4. Experimental Results

TokenCLIP was evaluated on industrial (MVTec AD, VisA, MPDD, etc.) and medical (HeadCT, BrainMRI, ISIC, etc.) benchmarks.

• Industrial Performance:
  • On MVTec AD, TokenCLIP achieved 92.2 AUROC and 87.9 PRO (pixel-level), outperforming the previous state-of-the-art (AnomalyCLIP: 91.1 AUROC, 81.4 PRO).
  • It showed significant improvements in PRO (Per-Region Overlap), indicating superior detection of fine-grained and subtle anomalies.
• Medical Performance (Cross-Domain):
  • Trained on industrial data, TokenCLIP was directly tested on medical datasets (Zero-Shot).
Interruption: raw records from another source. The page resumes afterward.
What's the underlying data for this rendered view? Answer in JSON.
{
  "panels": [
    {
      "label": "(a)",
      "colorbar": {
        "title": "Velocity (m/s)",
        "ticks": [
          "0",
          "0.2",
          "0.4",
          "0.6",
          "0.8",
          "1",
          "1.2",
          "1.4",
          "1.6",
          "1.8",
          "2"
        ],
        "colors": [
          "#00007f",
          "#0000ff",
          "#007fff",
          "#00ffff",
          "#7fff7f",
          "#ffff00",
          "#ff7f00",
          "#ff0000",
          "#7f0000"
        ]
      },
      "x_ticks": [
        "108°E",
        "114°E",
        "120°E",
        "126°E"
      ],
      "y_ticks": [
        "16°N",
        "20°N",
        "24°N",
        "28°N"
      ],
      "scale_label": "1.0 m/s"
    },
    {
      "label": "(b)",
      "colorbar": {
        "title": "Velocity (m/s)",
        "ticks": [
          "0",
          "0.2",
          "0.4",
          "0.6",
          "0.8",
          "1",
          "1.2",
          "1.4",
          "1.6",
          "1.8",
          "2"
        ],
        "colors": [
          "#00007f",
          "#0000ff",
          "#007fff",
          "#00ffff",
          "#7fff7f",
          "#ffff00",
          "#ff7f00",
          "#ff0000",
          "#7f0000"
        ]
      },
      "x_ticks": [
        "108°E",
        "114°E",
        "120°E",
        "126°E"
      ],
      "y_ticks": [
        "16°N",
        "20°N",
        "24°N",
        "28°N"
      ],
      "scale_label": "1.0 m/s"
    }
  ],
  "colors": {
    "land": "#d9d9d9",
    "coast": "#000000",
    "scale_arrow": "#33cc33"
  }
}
It consistently outperformed baselines, achieving 96.0 AUROC on HeadCT and 91.6 AUROC on ISIC.
• Ablation Studies:
  • Removing the OT mechanism (replacing it with simple cosine similarity) caused a significant performance drop, confirming that global optimization is crucial for subspace specialization.
  • Orthogonality regularization was found to be essential for ensuring subspaces learn distinct semantic roles.
• Efficiency: TokenCLIP adds only a slight computational overhead compared to AnomalyCLIP (e.g., 0.160s inference time vs. 0.139s) while significantly outperforming methods like FAPrompt that require much higher GPU memory and inference time.

5. Significance

• Theoretical Insight: The paper reveals that "indiscriminate alignment" is a fundamental bottleneck in CLIP-based anomaly detection. It demonstrates that semantic specialization of textual spaces is necessary for capturing diverse anomaly types.
• Practical Impact: TokenCLIP provides a robust, zero-shot solution for both industrial quality control and medical diagnosis without requiring task-specific training data.
• Generalization: The ability to transfer learned anomaly semantics from industrial objects to medical images (and vice versa) highlights the model's capacity to learn generalized, fine-grained anomaly representations rather than overfitting to specific object categories.

In summary, TokenCLIP advances the state of the art by replacing static, global text alignment with a dynamic, token-wise, optimal transport-based alignment, enabling CLIP to detect subtle and diverse anomalies with unprecedented precision.